I think hills have little influence on overall times …
Wow. I know a cyclist or two – ok, say about a couple billion of them – who might disagree.
Tom challenged you to do the numbers. Go ahead – run the numbers with a CdA going up of, say, 0.33 and coming down at, say 0.26. You are using words to support a mathematical conclusion (conjecture, really). You need to do the math.
You can’t just make stuff up.
The question is not are times generally slower on a “hilly” course, but why. It is unlikely that is it due to the aerodynamics of racing. It is more likely due to many other factors including to what you alluded to, being “timid” on the downslope, being afraid of high speeds or the need to brake on curves when going fast.
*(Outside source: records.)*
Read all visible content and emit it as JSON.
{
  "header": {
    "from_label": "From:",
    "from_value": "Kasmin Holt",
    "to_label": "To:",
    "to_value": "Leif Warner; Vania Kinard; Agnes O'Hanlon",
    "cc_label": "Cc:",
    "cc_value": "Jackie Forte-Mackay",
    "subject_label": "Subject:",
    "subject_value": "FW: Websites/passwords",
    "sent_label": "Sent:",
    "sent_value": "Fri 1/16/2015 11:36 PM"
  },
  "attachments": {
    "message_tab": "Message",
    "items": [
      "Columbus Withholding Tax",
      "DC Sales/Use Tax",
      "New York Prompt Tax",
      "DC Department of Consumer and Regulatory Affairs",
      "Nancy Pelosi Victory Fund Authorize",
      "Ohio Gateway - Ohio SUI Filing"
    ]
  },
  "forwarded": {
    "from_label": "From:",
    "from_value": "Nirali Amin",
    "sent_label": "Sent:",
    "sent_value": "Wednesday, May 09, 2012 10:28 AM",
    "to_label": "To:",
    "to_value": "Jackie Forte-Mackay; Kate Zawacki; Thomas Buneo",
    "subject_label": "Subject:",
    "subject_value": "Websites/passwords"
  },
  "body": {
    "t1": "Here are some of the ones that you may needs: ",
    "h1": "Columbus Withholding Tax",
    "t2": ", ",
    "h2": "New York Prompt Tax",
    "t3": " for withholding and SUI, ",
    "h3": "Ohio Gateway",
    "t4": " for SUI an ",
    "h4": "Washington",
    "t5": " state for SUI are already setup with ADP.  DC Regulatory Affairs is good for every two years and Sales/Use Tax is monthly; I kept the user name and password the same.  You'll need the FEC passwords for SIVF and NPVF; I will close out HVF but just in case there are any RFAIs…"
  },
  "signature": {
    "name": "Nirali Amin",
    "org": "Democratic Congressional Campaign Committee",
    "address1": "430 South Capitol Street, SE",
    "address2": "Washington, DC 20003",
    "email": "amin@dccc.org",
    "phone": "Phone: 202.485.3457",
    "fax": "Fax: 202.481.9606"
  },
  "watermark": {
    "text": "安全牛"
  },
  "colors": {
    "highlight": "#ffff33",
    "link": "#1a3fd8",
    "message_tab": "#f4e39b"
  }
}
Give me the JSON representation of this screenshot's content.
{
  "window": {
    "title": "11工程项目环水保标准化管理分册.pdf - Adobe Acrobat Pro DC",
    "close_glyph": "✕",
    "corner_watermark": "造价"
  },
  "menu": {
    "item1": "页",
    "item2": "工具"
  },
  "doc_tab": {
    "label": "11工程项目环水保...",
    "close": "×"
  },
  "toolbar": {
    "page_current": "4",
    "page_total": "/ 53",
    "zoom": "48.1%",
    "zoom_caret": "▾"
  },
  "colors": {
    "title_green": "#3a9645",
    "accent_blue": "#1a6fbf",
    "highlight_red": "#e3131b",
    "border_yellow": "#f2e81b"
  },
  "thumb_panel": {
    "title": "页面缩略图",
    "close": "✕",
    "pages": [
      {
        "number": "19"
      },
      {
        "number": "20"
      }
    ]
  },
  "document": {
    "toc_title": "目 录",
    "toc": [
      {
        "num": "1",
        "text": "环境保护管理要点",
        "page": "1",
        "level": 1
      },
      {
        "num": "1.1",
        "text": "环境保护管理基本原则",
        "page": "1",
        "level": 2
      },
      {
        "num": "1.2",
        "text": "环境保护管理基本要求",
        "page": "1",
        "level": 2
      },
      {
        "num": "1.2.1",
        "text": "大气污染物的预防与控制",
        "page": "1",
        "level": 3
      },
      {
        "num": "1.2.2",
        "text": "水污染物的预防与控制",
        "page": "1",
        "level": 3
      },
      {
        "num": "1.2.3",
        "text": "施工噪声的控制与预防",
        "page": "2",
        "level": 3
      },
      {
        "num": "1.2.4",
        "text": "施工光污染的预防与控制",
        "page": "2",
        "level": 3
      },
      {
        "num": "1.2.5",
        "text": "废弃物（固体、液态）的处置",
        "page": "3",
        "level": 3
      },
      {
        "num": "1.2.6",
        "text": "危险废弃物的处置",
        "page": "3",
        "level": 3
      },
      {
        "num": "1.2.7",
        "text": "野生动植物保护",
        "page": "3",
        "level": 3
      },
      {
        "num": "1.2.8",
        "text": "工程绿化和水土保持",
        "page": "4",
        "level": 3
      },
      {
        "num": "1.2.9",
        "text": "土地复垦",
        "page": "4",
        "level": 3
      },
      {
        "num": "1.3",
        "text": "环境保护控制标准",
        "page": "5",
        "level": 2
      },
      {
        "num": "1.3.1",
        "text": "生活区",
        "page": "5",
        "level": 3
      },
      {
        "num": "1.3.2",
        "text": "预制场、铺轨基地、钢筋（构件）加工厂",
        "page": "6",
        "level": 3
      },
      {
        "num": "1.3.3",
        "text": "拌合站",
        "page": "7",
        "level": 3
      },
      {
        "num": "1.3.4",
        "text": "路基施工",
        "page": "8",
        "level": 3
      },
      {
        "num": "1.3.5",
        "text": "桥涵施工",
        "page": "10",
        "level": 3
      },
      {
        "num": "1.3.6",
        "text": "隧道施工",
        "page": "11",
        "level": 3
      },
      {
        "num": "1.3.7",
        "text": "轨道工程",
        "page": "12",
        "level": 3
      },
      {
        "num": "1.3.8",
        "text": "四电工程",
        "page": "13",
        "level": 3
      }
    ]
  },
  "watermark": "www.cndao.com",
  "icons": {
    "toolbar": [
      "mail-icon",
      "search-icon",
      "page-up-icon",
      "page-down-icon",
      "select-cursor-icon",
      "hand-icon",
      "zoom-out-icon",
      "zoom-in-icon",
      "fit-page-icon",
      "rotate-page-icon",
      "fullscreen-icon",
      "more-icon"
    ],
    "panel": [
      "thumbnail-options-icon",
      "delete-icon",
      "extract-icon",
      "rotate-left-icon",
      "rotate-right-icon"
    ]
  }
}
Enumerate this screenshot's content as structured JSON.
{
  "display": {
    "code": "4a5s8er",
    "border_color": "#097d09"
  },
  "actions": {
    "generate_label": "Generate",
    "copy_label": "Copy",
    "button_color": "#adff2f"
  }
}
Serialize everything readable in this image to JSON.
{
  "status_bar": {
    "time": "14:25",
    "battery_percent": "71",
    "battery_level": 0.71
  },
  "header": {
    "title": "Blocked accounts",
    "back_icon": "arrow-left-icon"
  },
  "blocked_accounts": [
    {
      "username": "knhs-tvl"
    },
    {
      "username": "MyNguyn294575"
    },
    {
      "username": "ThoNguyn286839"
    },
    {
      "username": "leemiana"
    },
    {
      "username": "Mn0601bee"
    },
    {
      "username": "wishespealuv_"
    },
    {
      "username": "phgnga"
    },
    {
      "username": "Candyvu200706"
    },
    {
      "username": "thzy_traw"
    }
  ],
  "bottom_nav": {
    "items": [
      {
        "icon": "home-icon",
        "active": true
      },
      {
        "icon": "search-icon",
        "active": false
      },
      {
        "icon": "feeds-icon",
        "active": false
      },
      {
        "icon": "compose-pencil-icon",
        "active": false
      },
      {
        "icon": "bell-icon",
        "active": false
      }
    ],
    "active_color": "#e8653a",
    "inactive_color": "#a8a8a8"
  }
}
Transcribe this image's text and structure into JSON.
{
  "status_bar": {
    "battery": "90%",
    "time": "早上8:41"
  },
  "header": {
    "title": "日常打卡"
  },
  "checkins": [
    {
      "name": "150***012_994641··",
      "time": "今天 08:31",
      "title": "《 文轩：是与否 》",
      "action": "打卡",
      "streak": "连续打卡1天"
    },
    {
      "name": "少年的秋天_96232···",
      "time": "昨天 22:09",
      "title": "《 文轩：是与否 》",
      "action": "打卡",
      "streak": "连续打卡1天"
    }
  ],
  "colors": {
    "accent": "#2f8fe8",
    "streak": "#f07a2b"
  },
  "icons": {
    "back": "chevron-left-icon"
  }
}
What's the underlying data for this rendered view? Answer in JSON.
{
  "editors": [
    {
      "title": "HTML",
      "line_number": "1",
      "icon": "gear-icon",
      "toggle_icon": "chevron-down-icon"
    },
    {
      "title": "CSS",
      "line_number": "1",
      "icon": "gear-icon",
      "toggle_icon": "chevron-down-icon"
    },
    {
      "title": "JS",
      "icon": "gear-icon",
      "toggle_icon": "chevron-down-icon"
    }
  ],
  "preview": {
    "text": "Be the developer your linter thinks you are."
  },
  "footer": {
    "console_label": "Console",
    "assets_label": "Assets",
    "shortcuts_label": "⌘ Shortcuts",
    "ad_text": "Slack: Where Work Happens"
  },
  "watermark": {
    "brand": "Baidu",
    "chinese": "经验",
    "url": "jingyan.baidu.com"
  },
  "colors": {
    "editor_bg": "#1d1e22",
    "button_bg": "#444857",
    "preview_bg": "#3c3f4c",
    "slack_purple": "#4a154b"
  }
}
If one could go faster on the downslope but doesn’t then that will slow them down. That “slowing” is not due to physics. Or, if one has to brake on corners because of speed on the downslope that will also slow them down but that is a technical descent issue, not a hill issue per se.
As I noted, the bike course records for a wide variety of courses are almost identical. Steve Larsen was 10 minutes faster setting the bike course record at IM Florida in 2003 than he was setting the Bike course record at IM LP in 2001 which might say something except LP was Steve’s first IM ever, and only third run as long as a 1/2 marathon (and first marathon) so I suspect he was holding back a bit on the bike at LP (plus his seat post collapsed on his borrowed bike so he rode most of the course in a sub-optimal position) compared to Florida where he was trying to make a statement after a dismal performance in Kona.
Most people don’t know either their drag coefficient nor their frontal area so such calculations are always a big fat guess…
Re-read the part about how it isn’t necessary to separate the terms. Nobody does, even in wind tunnel tests. Those figures are anything but a “big fat guess.”
“Frank (can’t be a scientist …”
Well, that about sums it up.
The numbers people put in at analyticcycling.com are big fat guesses as few have ever been in a wind tunnel.
I have already retracted my criticism of this portion of the document.